Le 15 septembre était le jour de naissance d’Aurora, et Archibald résolut, pour célébrer ce dix-neuvième anniversaire de la première apparition de sa fille sur la scène du monde, de donner une fête, où ses voisins de campagne et ses connaissances de la ville auraient également l’occasion de voir et d’admirer sa charmante héritière.
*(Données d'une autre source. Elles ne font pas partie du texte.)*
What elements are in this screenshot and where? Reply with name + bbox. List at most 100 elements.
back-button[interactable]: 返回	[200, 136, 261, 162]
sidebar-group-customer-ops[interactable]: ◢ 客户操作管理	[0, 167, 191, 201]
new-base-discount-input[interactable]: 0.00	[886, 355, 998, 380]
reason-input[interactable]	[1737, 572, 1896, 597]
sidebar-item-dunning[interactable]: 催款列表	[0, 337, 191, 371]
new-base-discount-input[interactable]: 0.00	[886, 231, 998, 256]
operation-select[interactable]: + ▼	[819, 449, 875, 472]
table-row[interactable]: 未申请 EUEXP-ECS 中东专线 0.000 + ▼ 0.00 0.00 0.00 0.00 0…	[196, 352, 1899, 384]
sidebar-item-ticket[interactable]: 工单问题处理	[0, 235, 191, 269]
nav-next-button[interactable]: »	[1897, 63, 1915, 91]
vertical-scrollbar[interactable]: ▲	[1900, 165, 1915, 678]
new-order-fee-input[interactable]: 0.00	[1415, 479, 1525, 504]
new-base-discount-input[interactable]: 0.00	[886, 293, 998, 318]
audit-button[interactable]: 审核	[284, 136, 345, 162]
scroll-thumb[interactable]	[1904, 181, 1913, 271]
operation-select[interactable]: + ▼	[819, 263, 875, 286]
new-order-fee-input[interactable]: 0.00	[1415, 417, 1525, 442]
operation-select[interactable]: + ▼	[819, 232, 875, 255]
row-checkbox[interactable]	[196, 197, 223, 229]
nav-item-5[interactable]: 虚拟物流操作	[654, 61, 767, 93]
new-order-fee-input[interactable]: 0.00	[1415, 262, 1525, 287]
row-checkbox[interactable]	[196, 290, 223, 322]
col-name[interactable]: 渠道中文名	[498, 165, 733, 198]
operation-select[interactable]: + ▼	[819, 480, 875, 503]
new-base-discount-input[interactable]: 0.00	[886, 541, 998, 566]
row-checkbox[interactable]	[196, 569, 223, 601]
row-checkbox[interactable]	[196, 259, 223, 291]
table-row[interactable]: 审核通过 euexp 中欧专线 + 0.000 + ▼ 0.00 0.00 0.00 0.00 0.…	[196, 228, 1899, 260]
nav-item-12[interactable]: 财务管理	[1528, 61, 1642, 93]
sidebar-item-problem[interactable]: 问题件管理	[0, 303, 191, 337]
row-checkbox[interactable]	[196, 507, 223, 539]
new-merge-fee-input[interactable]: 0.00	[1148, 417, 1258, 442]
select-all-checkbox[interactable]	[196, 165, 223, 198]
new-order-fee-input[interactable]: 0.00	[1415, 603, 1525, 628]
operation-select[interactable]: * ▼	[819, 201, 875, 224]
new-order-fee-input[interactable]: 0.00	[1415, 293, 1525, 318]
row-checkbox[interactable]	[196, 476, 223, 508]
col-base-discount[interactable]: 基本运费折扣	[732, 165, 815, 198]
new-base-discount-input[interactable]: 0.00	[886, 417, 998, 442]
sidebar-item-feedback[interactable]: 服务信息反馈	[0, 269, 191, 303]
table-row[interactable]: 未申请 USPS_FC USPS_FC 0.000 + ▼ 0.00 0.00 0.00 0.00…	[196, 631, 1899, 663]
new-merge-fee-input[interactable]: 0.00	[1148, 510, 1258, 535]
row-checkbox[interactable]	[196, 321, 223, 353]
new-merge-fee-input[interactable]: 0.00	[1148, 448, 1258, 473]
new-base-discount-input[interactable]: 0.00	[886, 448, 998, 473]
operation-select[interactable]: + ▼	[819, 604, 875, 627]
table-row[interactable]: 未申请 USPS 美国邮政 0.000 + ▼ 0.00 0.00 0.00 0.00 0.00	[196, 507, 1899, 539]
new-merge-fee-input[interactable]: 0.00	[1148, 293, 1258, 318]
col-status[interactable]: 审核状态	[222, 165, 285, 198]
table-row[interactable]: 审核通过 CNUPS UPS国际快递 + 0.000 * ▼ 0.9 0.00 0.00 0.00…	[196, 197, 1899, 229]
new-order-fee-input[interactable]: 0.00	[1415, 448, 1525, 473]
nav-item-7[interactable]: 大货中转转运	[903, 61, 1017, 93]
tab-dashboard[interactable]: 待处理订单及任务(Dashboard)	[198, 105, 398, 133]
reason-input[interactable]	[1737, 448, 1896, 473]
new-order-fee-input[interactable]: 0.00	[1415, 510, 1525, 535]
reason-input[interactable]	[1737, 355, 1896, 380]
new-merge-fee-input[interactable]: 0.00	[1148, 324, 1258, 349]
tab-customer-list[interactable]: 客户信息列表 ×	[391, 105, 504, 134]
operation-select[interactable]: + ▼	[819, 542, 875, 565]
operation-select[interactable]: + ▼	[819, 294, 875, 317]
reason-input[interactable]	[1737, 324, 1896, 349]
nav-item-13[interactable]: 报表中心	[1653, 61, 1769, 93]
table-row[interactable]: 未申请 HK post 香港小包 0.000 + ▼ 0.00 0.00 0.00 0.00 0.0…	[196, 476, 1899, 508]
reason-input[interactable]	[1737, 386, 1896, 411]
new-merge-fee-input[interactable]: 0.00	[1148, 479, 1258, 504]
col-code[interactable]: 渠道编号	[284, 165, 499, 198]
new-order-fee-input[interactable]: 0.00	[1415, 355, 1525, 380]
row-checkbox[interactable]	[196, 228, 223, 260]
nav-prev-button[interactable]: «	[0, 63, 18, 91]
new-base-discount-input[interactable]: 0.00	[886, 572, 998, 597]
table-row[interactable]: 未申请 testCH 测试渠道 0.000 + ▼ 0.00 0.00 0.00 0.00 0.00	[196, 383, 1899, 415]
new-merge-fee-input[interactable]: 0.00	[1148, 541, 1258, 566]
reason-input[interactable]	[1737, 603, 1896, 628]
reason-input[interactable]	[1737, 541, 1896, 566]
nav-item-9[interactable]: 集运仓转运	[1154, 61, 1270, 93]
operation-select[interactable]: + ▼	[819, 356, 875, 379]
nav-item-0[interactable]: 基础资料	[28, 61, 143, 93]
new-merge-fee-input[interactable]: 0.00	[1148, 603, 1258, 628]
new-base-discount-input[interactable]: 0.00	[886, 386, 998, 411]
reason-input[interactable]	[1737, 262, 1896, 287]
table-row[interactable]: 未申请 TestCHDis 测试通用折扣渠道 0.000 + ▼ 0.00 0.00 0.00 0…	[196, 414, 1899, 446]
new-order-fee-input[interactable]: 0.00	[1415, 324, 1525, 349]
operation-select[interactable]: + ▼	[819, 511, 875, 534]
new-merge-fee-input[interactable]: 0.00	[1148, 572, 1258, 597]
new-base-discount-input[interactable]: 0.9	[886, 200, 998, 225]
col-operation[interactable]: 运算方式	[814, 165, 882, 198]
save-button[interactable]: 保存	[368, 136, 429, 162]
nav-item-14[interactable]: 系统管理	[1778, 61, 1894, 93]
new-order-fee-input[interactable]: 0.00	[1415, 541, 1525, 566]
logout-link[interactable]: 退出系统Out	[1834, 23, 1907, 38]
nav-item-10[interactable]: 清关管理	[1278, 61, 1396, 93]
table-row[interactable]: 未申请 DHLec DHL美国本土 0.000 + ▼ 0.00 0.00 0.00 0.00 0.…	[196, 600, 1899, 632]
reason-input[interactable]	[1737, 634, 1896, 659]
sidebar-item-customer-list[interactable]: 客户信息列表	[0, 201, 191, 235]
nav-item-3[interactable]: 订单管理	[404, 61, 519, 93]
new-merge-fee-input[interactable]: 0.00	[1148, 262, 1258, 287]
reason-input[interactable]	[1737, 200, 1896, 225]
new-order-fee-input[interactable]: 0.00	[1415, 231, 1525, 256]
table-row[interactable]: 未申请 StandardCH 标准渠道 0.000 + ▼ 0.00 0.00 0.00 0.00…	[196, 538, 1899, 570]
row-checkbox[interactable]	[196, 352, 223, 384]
Mme Alexandre vint à Felden pour surveiller les préparatifs du bal. Elle emmena Aurora et Lucy pour commander le souper et la musique, et pour choisir des robes et des parures de fleurs. L’héritière du banquier était très-déplacée dans une boutique de modiste ; mais elle savait apprécier et choisir les couleurs et les formes avec cette rapidité de jugement et cette délicatesse de goût qui indiquent l’âme d’un artiste ; et tandis que la pauvre et débonnaire Lucy occasionnait un tracas infini et bouleversait une quantité innombrable de boîtes de fleurs, avant de pouvoir trouver une coiffure en harmonie avec ses joues vermeilles et ses cheveux blonds, Aurora, après avoir jeté un seul coup d’œil sur les brillants parterres de gaze peinte, se décida sans plus tarder pour une guirlande en forme de couronne, composée de graines écarlates et de feuilles emmêlées et retombantes d’un vert foncé et luisant, qu’on eût dites fraîchement cueillies sur le bord d’une eau courante.